This work is an extended version of our conference paper[
16] presented at the International Joint Conference on Neural Networks (IJCNN 2024). Compared with the conference version, it incorporates a substantial amount of new material. 1)To address the issue of ghosting in moving regions, we optimized the cross-frame alignment stage by designing the FAM module: the low-frequency branch aligns features using optical flow, while the high-frequency branch adaptively refines local edges and textures through convolution and attention mechanisms, effectively suppressing ghost artifacts and maintaining structural consistency. 2)We conducted comparative experiments on additional datasets and against the latest methods, fully demonstrating the advantages of our improved approach. 3)The ablation studies are more detailed and clear, thoroughly verifying and analyzing the contributions of each module.
2. Related Work
Presently, HDR deghosting techniques can be primarily classified into alignment-based methods, rejection-based methods, patch-based methods, and CNN-based methods.

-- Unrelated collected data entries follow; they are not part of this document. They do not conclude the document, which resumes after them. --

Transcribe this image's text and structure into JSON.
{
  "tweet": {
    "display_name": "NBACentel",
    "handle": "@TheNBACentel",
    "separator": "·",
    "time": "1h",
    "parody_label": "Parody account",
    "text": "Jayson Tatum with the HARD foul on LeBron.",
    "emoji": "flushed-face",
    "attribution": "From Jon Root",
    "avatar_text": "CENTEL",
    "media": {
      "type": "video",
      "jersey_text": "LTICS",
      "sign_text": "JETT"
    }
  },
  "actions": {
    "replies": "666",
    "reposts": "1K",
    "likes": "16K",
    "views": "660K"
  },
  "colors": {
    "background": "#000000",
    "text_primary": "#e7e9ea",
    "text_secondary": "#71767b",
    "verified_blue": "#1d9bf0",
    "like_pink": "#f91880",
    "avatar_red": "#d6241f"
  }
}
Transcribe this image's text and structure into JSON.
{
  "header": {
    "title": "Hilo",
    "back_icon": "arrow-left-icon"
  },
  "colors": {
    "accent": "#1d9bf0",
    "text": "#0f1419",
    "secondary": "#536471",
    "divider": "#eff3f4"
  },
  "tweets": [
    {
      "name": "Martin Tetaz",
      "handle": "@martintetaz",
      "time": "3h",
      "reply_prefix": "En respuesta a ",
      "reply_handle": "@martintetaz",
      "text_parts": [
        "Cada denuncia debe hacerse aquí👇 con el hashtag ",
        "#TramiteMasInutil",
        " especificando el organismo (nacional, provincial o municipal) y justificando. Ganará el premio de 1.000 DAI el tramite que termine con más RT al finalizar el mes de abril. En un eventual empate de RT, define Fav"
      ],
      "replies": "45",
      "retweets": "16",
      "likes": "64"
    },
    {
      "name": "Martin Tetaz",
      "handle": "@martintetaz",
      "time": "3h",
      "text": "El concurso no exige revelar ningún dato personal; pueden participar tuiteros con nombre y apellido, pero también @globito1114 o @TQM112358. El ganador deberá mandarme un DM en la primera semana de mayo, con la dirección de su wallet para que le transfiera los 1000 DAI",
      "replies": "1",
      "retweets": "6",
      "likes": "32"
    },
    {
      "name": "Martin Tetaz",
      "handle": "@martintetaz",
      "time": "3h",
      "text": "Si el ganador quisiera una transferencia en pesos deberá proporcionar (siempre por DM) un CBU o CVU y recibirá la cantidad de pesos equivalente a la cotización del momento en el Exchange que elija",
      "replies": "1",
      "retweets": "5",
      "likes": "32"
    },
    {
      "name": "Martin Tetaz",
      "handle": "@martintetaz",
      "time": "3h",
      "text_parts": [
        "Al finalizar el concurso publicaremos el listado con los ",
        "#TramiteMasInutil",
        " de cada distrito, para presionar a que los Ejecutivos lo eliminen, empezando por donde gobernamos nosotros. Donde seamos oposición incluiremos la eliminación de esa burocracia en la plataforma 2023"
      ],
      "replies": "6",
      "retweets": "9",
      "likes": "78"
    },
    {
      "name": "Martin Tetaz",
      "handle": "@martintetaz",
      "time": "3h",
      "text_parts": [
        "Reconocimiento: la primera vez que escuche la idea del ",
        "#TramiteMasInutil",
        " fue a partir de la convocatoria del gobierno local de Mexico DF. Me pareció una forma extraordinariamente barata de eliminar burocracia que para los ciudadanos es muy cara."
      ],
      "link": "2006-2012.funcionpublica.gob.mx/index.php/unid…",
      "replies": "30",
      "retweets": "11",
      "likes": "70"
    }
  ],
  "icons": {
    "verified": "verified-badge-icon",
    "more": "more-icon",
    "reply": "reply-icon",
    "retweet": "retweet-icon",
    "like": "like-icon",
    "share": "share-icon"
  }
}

2.1. HDR Deghosting Methods
Alignment-based Method. These methods aim to register all LDR images to a reference image using either rigid or non-rigid algorithms. Bogoni [
1] utilized optical flow to estimate motion vectors, while Pece and Kautz [
5] computed the Median Threshold Bitmap (MTB) for input images to detect regions of motion. Kang
et al. [
17] transformed the intensities of LDR images into the luminance domain by leveraging exposure time information and computed optical flow to identify corresponding pixels among the LDR images. However, both rigid and non-rigid alignment methods exhibit susceptibility to significant motions, occlusions, and variations in brightness, rendering them prone to errors in complex regions.
Rejection-based Methods. Rejection methods, post the global registration procedure, discern and eliminate motion regions within the input data, followed by the fusion of static regions to reconstruct HDR images. Grosch
et al.[
3] devised an error map by assessing color disparities post alignment, aiming to exclude pixels with mismatches. Pece
et al.[
5] identified regions of motion through the utilization of a median threshold bitmap on input LDR images. Jacobs
et al.[
18] pinpointed areas of misalignment via an analytical approach involving weighted intensity variance analysis. These approaches often yield unsatisfactory HDR outcomes as they incur the loss of valuable information while eliminating pixels.
Patch-based Methods. The patch-based methods, involving patch-wise alignment among exposure images for deghosting, have been explored in the literature. Sen
et al. [
7] introduced a patch-based energy minimization method that simultaneously optimizes alignment and reconstruction. In the work by Hu
et al. [
6], an iterative propagation of intensity and gradient information was conducted using a coarse-to-fine schedule. Ma
et al. [
19] proposed an approach based on structural patch decomposition, which dissects an image patch into signal strength, signal structure, and mean intensity components for the reconstruction of ghost-free images. However, it is noteworthy that these methods lack compensation for saturation and are burdened by elevated computational costs.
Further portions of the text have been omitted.